Suspension of pesticide-spraying over Mindanao banana farms lauded
An environmental task force Sunday lauded the order issued by the Department of Environment and Natural Resources (DENR) temporarily suspending the aerial spraying of pesticides in banana plantations in Mindanao.
The National Task Force Against Aerial Spraying (NTFAAS) claimed partial victory for the DENR order.
Earlier, the NTFAAS was accused by plantation owners and suppliers of pesticides of spreading lies about the alleged health risks, including deaths and ailments, posed by aerial spraying.
In the order, Environment and Natural Resources Secretary Lito Atienza directed Environmental Management Bureau Director (EMB) Julian Amador "to coordinate with the industry to ensure temporary suspension of aerial spraying close to residential communities or, if not possible, provide adequate buffer zones to prevent drift of fungicides/pesticides."
Amador sent a memorandum last August 17 to all EMB regional directors to submit report of compliance on or before September 4, 2009.
"We thank Secretary Atienza for recognizing the farmers' plea for health and justice as they themselves told him, but we could not hide our disappointment because his directive fell short of protecting public health and the environment," said Jane Lynn Capacio of the agrarian reform and rural development group Kaisahan, a member of NTFAAS.
Four farmers belonging to the Mindanao-based Mamamayan Ayaw sa Aerial Spraying (MAAS), along with several leaders of NTFAAS, spoke with Atienza last August 3 and urged him and the DENR to apply a precautionary principle and impose an outright ban on aerial spraying.
"While we consider the temporary suspension of aerial spraying as partial success stemming from the farmers' persistence, we find it not enough and ineffective in solving the documented menace of this hardly regulated practice of exterminating crop pests," Capacio added.
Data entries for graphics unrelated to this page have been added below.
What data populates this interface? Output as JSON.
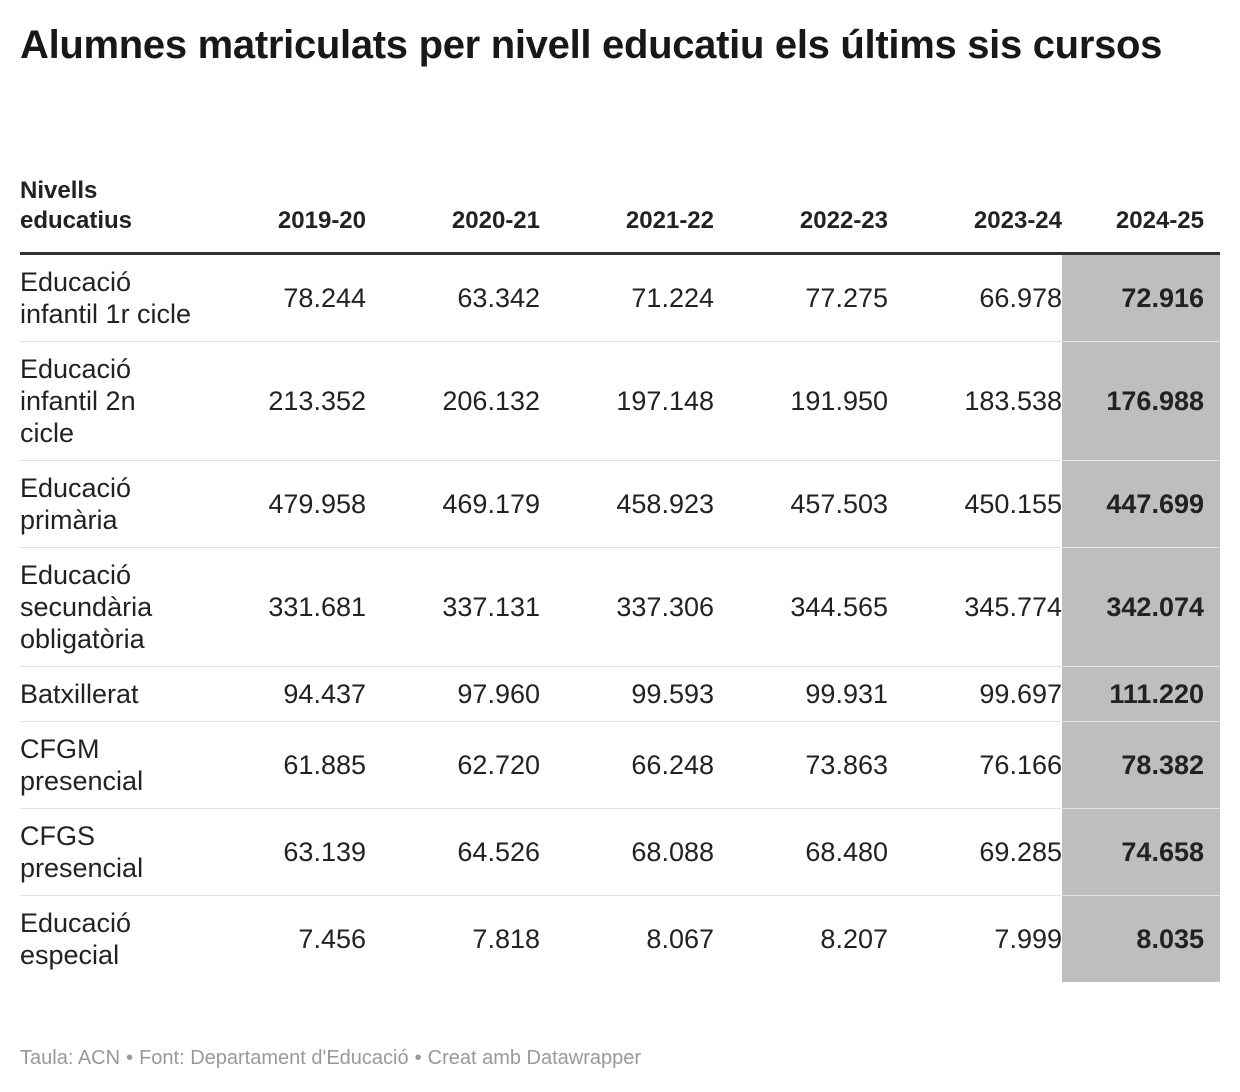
{
  "title": "Alumnes matriculats per nivell educatiu els últims sis cursos",
  "chart_data": {
    "type": "table",
    "title": "Alumnes matriculats per nivell educatiu els últims sis cursos",
    "columns": [
      "Nivells educatius",
      "2019-20",
      "2020-21",
      "2021-22",
      "2022-23",
      "2023-24",
      "2024-25"
    ],
    "highlighted_column": "2024-25",
    "highlight_color": "#bebebe",
    "rows": [
      {
        "label": "Educació infantil 1r cicle",
        "values": [
          "78.244",
          "63.342",
          "71.224",
          "77.275",
          "66.978",
          "72.916"
        ]
      },
      {
        "label": "Educació infantil 2n cicle",
        "values": [
          "213.352",
          "206.132",
          "197.148",
          "191.950",
          "183.538",
          "176.988"
        ]
      },
      {
        "label": "Educació primària",
        "values": [
          "479.958",
          "469.179",
          "458.923",
          "457.503",
          "450.155",
          "447.699"
        ]
      },
      {
        "label": "Educació secundària obligatòria",
        "values": [
          "331.681",
          "337.131",
          "337.306",
          "344.565",
          "345.774",
          "342.074"
        ]
      },
      {
        "label": "Batxillerat",
        "values": [
          "94.437",
          "97.960",
          "99.593",
          "99.931",
          "99.697",
          "111.220"
        ]
      },
      {
        "label": "CFGM presencial",
        "values": [
          "61.885",
          "62.720",
          "66.248",
          "73.863",
          "76.166",
          "78.382"
        ]
      },
      {
        "label": "CFGS presencial",
        "values": [
          "63.139",
          "64.526",
          "68.088",
          "68.480",
          "69.285",
          "74.658"
        ]
      },
      {
        "label": "Educació especial",
        "values": [
          "7.456",
          "7.818",
          "8.067",
          "8.207",
          "7.999",
          "8.035"
        ]
      }
    ]
  },
  "footer": {
    "source_taula": "Taula: ACN",
    "source_font": "Font: Departament d'Educació",
    "credit": "Creat amb Datawrapper",
    "separator": "•"
  }
}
"Bakit pansamantalang pagpapatigil lang, Mr. Secretary? Alam na natin ngayon ang masamang epekto ng aerial spraying sa kalusugan at kalikasan, ano pa ba ang hinihintay natin?" MAAS president Cecilia Moran asked. ("Why only a temporary suspension, Mr. Secretary? We now know the adverse effects of aerial spraying to health and nature, what else are we waiting for?")
MAAS and NTFAAS wanted the ban to become permanent even as scientific data do not support the ear expressed by these organizations, all of which have been challenged by plantation owners and pesticide suppliers to prove their case scientifically before they speak.
"The DENR should immediately reassess the soundness of temporary suspension and instead impose a total ban on aerial spraying nationwide if it really means to uphold environmental protection, public health and human rights against any commercial logic, whether founded or not," said NTFAAS coordinator Rene Pineda.